How do I determine the number of data in a 'messy' CSV and then import it?

Question

0 votes

I have a CSV file that looks like the following:

"","JOHN DOE","p0123TP01, Approved"
"","Rectum (4)(Volume: 57.77)","CTV (21)(Volume: 32.39)"
"0.0","100.0","100.0"
"0.1","78.01999","100.0"
"0.2","76.2245","100.0"
"0.3","75.21035","100.0"
[skipping to the end of the file]
"58.1","","1.88277"
"58.2","","0.21338"
"58.3","","0.0"

but the number of data sets can vary, so I must write a flexible script to accomodate however many data rows and columns exist:

"","DOE, JOHN","revised blurring for Case 16, ANON, original; calculating correlation between blurred dose and toxicity","","","","","","","","","","","","","",""
"","patient (1)(Volume: 18578.06)","Prostate (2)(Volume: 19.80)","Proximal-SV (3)(Volume: 6.40)","Rectum (4)(Volume: 70.44)","Bladder (5)(Volume: 143.70)","Intestine (6)(Volume: 8.40)","CutLine (7)(Volume: 415.77)","Air (8)(Volume: 5.06)","InsideRectum (9)(Volume: 36.17)","PTV1 (10)(Volume: 76.77)","PTVoriginal (11)(Volume: 80.89)","PTV2 (12)(Volume: 56.52)","Guide1 (13)(Volume: 81.79)","Guide2 (14)(Volume: 68.50)","guide (15)(Volume: 66.91)","CTV-operator (16)(Volume: 26.15)"
"0.0","100.0","100.0","100.0","100.0","100.0","100.0","100.0","100.0","100.0","100.0","100.0","100.0","100.0","100.0","100.0","100.0"
"0.1","12.88921","100.0","100.0","69.70608","73.36377","2.54878","82.87909","16.40558","73.91824","100.0","100.0","100.0","100.0","100.0","100.0","100.0"
"0.2","12.06455","100.0","100.0","67.50839","69.03589","0.88936","79.92729","16.40558","71.92567","100.0","100.0","100.0","100.0","100.0","100.0","100.0"
"0.3","11.56745","100.0","100.0","65.82671","67.72518","0.32793","77.7594","16.40558","70.44129","100.0","100.0","100.0","100.0","100.0","100.0","100.0"
"0.4","11.09599","100.0","100.0","64.40629","66.56731","0.15624","75.78776","16.40558","69.10236","100.0","100.0","100.0","100.0","100.0","100.0","100.0"
"0.5","10.1524","100.0","100.0","63.25727","65.87648","0.07211","73.65644","16.40558","68.12462","100.0","100.0","100.0","100.0","100.0","100.0","100.0"
"0.6","9.48733","100.0","100.0","61.64318","64.92351","0.0103","67.57963","16.40558","65.96868","100.0","100.0","100.0","100.0","100.0","100.0","100.0"
"0.7","9.1257","100.0","100.0","60.35885","62.43443","0.0","59.25954","16.40558","65.12147","100.0","100.0","100.0","100.0","100.0","100.0","100.0"
[... skipping to end of file ...]
"58.1","0.00498","4.57181","0.23601","","","","","","","1.20431","1.143","1.63577","1.13037","1.34968","1.38174","3.51704"
"58.2","4.9E-4","0.46111","0.0","","","","","","","0.1189","0.11285","0.1615","0.1116","0.13326","0.13642","0.34903"
"58.3","0.0","0.0","","","","","","","","0.0","0.0","0.0","0.0","0.0","0.0","0.0"
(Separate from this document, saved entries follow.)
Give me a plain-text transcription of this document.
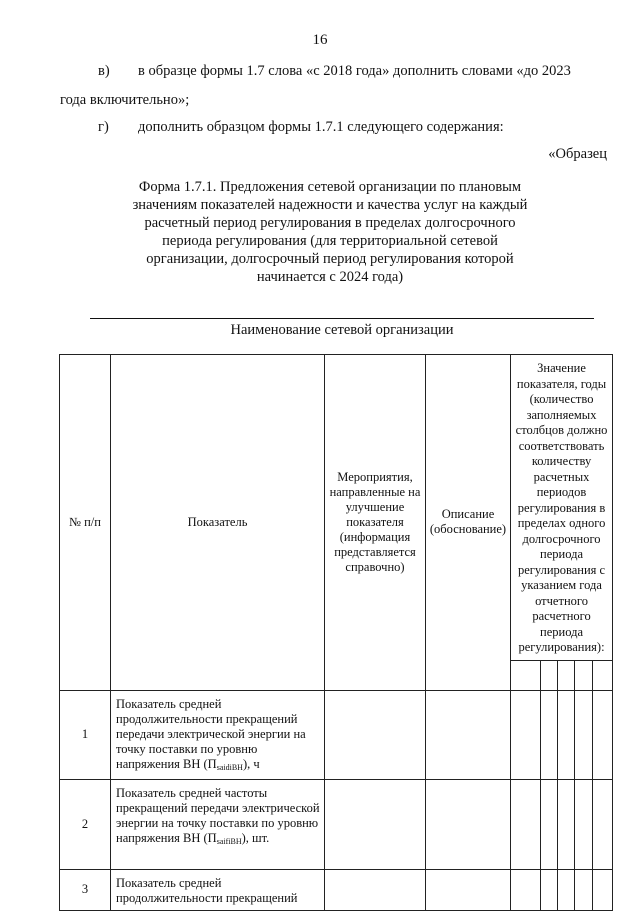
16
в) в образце формы 1.7 слова «с 2018 года» дополнить словами «до 2023
года включительно»;
г) дополнить образцом формы 1.7.1 следующего содержания:
«Образец
Форма 1.7.1. Предложения сетевой организации по плановым
значениям показателей надежности и качества услуг на каждый
расчетный период регулирования в пределах долгосрочного
периода регулирования (для территориальной сетевой
организации, долгосрочный период регулирования которой
начинается с 2024 года)
Наименование сетевой организации
№ п/п	Показатель	Мероприятия, направленные на улучшение показателя (информация представляется справочно)	Описание (обоснование)	Значение показателя, годы (количество заполняемых столбцов должно соответствовать количеству расчетных периодов регулирования в пределах одного долгосрочного периода регулирования с указанием года отчетного расчетного периода регулирования):				

1	Показатель средней продолжительности прекращений передачи электрической энергии на точку поставки по уровню напряжения ВН $(П_{saidiВН})$, ч							
2	Показатель средней частоты прекращений передачи электрической энергии на точку поставки по уровню напряжения ВН $(П_{saifiВН})$, шт.							
3	Показатель средней продолжительности прекращений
What textscan formatSpec do I need to store this data? The following code results in a 1x1 cell array with element 0x2 empty double:

function [StudyIDcol,DistributionType,OrganSpecification,Doses,Volumes,DoseUnit,VolumeUnit] = CreateTableVariables(folderpath,type,StudyID)
% First we read the file. Code courtesy of Walter Roberson of the MathWorks community
   fid = fopen([folderpath,type,'/',StudyID,'.csv'],'rt'); % rt = 'read in text mode'
   if fid == -1 % added for debugging at the suggestion of Jan Hansen of the MathWorks community
      error('Author:Function:OpenFile', 'Cannot open file');
   end
   num = 0;
 %  headers = cell % unfinished
   while true %endless loop requiring 'break' command to exit!
     H1 = fgetl(fid) ;
     if feof(fid); break; end 
     H2 = fgetl(fid) ;
     if feof(fid); break; end 
     datacell = textscan(fid, '%f%f', 'Delimiter', ',', 'CollectOutput', true) ; % originally '%f%f'
     if isempty(datacell) || isempty(datacell{1}); break; end 
   %  if any(isnan(datacell{1}(end,:))); datacell{1}(end,:) = []; end % commented out to verify the above command quits the loop
     num = num + 1;
     headers(num,:) = {H1, H2} ;
     data(num) = datacell; % We store it to the data cell array only after checking that it contains data.
     %fgetl(fid);  %the empty line between organs
   end
   fclose(fid);

I am reading the textscan formatSpec documentation and more trying to solve this problem. Please help me understand how to use textscan.

I am now trying to write a script to flexibly import such files; I must learn how to scan it to count the number of rows and columns for the data beginning at "0.0","100.0","100.0" (not necessarily this number each time) ...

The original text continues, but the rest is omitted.